The FAA ruled recently that East Hampton Town was allowed to use its airport fund to pay for the legal defense of curfews on flights at the airport, even though the restrictions were ultimately found to be outside the town's authority to impose. MIchael Wright
Apr 3, 2018 3:42 PM

The Federal Aviation Administration last week ruled that East Hampton Town had been within its rights in using airport funding to finance the multimillion-dollar legal defense of curfews it imposed in 2015.

A group of aviation industry groups had challenged the town’s right to use airport funds to fight the barrage of lawsuits that followed the 2014 adoption of restrictions on flights into East Hampton Airport.

Over three years, the town spent some $2 million on legal and consulting fees defending the airport in court and conducting research to support the need for flight restrictions. That money came from the airport’s operating fund, which the town substantially boosted over the same time period through higher usage fees and lease rates at the airport property.

But the aviation groups said using that money violated the requirements that had come with millions in FAA grants for upgrades to the airport. The federal agency disagreed, even though federal courts found that the town was not within its authority in imposing the new rules in the first place.

“An airport sponsor may incur legal costs by enacting management or operational actions which may ultimately be found to be contrary to the airport’s federal obligations, but that is part of operating an airport,” the FAA wrote in its March 26 ruling. “This is true if the actions by the airport sponsor are perceived as ‘wrong’ by some or ‘right’ by others.”

The use of airport funding had become an issue during last fall’s election campaign, with ultimately unsuccessful Republican candidates saying the incumbent Democrats had acted irresponsibly and put the town taxpayers on the hook for having to pay back the millions in fees.
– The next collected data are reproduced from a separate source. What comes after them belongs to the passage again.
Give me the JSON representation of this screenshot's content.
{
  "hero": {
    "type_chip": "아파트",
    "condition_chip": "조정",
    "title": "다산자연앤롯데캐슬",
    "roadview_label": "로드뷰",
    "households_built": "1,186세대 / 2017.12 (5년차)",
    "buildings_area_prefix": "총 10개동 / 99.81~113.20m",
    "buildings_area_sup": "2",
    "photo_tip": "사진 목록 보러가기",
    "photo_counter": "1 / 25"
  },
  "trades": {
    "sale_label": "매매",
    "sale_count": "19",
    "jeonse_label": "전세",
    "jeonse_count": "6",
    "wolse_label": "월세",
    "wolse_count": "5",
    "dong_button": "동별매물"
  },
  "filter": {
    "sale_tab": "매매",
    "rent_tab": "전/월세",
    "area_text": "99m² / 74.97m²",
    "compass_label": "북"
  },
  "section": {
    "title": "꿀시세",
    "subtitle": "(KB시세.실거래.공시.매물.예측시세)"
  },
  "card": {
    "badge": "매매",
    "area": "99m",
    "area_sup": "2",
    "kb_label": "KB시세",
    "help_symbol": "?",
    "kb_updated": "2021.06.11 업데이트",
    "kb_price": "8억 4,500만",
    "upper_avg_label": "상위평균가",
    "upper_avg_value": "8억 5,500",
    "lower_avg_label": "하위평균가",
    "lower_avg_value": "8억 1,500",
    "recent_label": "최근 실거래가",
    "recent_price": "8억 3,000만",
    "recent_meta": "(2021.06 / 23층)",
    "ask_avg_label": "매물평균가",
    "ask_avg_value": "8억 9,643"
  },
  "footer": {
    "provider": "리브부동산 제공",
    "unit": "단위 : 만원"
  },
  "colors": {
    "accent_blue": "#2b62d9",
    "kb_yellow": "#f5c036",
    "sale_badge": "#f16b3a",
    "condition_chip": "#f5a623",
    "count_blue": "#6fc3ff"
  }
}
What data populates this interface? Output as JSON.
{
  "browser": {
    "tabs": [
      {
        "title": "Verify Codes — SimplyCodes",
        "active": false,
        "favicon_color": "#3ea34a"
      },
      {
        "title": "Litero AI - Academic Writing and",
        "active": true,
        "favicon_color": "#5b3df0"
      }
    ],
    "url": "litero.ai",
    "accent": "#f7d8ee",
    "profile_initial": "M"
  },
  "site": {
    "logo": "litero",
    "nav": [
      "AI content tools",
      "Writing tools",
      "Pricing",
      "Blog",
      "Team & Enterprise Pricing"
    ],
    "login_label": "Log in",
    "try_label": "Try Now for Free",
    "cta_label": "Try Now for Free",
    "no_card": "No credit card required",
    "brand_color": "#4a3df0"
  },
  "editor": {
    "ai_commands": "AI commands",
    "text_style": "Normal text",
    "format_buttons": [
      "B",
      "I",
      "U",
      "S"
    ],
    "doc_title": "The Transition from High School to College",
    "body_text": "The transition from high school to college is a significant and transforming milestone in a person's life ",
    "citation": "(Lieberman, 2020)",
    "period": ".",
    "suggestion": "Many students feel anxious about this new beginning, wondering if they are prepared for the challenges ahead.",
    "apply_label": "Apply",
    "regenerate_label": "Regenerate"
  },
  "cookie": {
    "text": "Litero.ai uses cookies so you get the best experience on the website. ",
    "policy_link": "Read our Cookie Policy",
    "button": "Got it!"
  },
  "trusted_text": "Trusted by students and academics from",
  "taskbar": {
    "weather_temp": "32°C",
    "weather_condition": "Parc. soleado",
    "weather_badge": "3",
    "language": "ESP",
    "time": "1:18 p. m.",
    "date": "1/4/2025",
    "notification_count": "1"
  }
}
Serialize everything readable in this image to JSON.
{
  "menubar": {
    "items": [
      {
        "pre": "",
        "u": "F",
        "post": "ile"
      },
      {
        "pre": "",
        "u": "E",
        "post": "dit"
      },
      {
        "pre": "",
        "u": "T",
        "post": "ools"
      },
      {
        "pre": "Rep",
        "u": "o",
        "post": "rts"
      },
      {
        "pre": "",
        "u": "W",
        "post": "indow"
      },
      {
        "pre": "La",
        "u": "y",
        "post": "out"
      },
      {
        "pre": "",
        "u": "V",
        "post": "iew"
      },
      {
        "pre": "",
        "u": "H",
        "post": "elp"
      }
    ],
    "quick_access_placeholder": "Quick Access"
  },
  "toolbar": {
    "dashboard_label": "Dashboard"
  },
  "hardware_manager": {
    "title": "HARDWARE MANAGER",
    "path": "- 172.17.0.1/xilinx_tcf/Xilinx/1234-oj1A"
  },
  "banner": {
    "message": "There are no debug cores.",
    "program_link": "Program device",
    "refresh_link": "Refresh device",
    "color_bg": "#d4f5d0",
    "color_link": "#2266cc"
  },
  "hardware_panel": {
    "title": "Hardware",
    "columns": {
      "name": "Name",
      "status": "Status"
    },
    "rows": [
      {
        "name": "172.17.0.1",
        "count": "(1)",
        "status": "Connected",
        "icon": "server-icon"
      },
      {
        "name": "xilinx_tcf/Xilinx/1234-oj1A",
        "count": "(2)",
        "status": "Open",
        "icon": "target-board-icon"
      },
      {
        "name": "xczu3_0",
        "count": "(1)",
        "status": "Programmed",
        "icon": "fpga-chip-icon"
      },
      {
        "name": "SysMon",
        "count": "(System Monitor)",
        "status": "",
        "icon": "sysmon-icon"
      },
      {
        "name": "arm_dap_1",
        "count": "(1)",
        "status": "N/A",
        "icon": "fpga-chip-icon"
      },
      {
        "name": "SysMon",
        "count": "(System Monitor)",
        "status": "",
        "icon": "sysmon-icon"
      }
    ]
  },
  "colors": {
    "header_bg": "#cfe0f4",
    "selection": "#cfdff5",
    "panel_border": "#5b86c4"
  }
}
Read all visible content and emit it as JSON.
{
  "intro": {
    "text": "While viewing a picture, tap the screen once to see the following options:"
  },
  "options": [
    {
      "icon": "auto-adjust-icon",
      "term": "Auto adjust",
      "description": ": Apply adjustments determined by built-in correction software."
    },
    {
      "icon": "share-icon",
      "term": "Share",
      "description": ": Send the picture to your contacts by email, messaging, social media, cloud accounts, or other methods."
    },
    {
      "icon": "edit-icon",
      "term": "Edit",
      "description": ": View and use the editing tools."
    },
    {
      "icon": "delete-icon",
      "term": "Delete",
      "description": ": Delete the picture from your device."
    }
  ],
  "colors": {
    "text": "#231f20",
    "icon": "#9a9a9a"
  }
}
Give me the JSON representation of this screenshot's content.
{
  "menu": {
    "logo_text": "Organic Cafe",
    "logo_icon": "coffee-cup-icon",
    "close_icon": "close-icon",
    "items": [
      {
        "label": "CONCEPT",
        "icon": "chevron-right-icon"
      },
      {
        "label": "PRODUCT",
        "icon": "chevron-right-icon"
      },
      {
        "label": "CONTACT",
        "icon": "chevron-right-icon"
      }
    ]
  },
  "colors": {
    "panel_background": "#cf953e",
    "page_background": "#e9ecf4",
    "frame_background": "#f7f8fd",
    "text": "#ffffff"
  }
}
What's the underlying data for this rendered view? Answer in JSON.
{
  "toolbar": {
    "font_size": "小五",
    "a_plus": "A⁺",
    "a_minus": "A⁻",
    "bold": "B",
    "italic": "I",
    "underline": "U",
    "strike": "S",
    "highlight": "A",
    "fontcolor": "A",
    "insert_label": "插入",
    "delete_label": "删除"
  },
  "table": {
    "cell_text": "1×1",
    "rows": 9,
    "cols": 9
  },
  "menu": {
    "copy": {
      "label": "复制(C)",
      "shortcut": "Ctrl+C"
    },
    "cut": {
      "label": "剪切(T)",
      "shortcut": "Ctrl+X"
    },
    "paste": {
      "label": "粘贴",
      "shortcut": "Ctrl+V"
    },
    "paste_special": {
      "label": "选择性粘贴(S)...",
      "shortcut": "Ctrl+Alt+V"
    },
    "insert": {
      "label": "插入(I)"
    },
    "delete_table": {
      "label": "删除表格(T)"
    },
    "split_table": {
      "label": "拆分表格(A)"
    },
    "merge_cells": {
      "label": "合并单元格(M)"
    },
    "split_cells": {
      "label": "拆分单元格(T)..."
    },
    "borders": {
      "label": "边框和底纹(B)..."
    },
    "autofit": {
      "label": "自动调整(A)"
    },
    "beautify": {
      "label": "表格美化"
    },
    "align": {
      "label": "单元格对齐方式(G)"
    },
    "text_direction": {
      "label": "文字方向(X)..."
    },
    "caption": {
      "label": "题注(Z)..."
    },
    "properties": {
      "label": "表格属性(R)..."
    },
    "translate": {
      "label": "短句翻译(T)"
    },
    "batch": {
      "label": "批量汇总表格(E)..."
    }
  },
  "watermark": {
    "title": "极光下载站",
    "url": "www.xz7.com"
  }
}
Board members said they had been reassured by legal counsel that they were on sound footing, and this week celebrated the vindication.

“The director’s determination validated what we have known all along—the town has every right to use airport revenue to take legal actions or defend against them,” said Councilwoman Kathee Burke-Gonzalez, who had been the airport’s liaison during the four-year effort to craft, impose and defend the curfews.

The curfews were in place through the summers of 2015 and 2016 and tracking of flights showed that the restrictions reduced the number of helicopter flights into the airport, essentially eliminated early-morning and late-night flights and nudged charter companies toward using quieter aircraft in general.